Wide monitor experience is worse than multi-monitor experience
Context
About a year ago, when I decided to upgrade my monitor, I decided to get a double-wide monitor instead of two smaller monitors. My thought process was that this would be more convenient than having two monitors, but under GNOME, this has been consistently worse than if I had two monitors. This monitor even supports a "dual input" mode where both halves of the monitor can come from separate inputs, and I have refused to plug my desktop into the monitor twice out of principle, although I cannot deny that my experience using GNOME would be better if I did.
Positives
- Being able to hold shift to "snap" windows together when resizing allows possible but painful tiling of windows.
- Uhhh, that's about it.
Negatives
- The "quick tiling" only supports two columns of windows, meaning that while a double-monitor setup can support four windows, my single-monitor setup can only support two.
- The top bar always shows up unless a window is fullscreen, and will always draw over windows. If I decide to have a "screen size" window on the left half of the screen, e.g. for a game, then either the top of the game window will be cut off by the top bar, or the bottom will be below the screen. I was using an extension to hide the top bar in these cases before GNOME 45, but that's still a terrible solution.
- The top bar always takes up the full width of the screen and cannot be configured to, for example, only cover part of the screen, to resolve cases like the above. This covers cases where the "hide top bar" extension would work; it would be more ideal if I could simply move the top bar to only one half of the screen, instead of having to hide the whole thing.
Solutions
- The "quick tiling" should support more than one column, and potentially even multiple rows as well. At least parity with multi-monitor setups would be nice, and thus something like four columns for a double-wide monitor and three for an ultrawide monitor would be fine, although once this is no longer hard-coded to 2, I would like to see it become configurable at least as a tweak setting.
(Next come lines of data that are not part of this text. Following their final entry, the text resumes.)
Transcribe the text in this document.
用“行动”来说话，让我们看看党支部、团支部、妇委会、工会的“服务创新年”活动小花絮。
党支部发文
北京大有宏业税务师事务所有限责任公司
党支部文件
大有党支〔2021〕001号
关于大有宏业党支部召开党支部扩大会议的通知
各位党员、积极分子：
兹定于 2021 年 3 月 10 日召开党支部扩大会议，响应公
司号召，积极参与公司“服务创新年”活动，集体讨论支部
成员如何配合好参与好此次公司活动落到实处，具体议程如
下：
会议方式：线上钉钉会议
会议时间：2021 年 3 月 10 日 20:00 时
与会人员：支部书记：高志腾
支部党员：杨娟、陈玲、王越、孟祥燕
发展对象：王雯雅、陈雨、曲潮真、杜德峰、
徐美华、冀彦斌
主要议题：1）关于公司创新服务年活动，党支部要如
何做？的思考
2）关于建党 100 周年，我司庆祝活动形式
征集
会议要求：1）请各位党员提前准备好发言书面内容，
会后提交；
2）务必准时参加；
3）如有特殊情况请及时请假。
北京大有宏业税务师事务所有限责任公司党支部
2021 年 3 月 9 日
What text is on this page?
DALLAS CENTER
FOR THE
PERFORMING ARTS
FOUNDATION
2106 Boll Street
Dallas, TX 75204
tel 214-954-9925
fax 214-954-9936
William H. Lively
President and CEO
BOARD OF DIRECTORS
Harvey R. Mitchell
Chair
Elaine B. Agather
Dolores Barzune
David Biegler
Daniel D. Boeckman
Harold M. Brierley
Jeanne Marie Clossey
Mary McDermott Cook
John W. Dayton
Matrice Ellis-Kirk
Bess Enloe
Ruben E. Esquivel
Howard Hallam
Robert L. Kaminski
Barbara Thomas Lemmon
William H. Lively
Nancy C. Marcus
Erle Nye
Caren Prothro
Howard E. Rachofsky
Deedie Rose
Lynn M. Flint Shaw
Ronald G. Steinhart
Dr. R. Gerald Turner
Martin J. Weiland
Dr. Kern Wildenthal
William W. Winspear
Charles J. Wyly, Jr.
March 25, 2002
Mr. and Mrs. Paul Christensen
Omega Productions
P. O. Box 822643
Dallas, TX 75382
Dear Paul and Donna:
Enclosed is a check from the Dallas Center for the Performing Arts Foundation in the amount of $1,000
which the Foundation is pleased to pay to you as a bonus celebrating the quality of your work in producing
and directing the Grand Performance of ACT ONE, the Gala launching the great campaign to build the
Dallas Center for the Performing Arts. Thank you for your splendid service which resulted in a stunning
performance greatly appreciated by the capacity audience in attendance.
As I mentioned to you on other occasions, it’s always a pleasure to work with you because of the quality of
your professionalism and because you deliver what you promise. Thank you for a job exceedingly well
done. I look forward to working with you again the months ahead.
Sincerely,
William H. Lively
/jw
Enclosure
- Relative to those tiling columns, you should be able to shorten the top bar so that it only covers some of those columns, similar to how it would look on a multi-monitor setup. I understand that a fully moveable top bar would be too much (even though it was possible in GNOME 2…) but something limited in this sense would be nice.
- Maybe windows drawing over the top bar could be enabled as a tweak setting, as a workaround.
Summary
I present this in terms of user experience because I understand that GNOME's direction is heavily directed by its design motives, and that regardless of the solution, at least these pain points should be addressed. I wouldn't mind making separate issues for the individual sub-points, but I figured that at least starting here would be a good idea.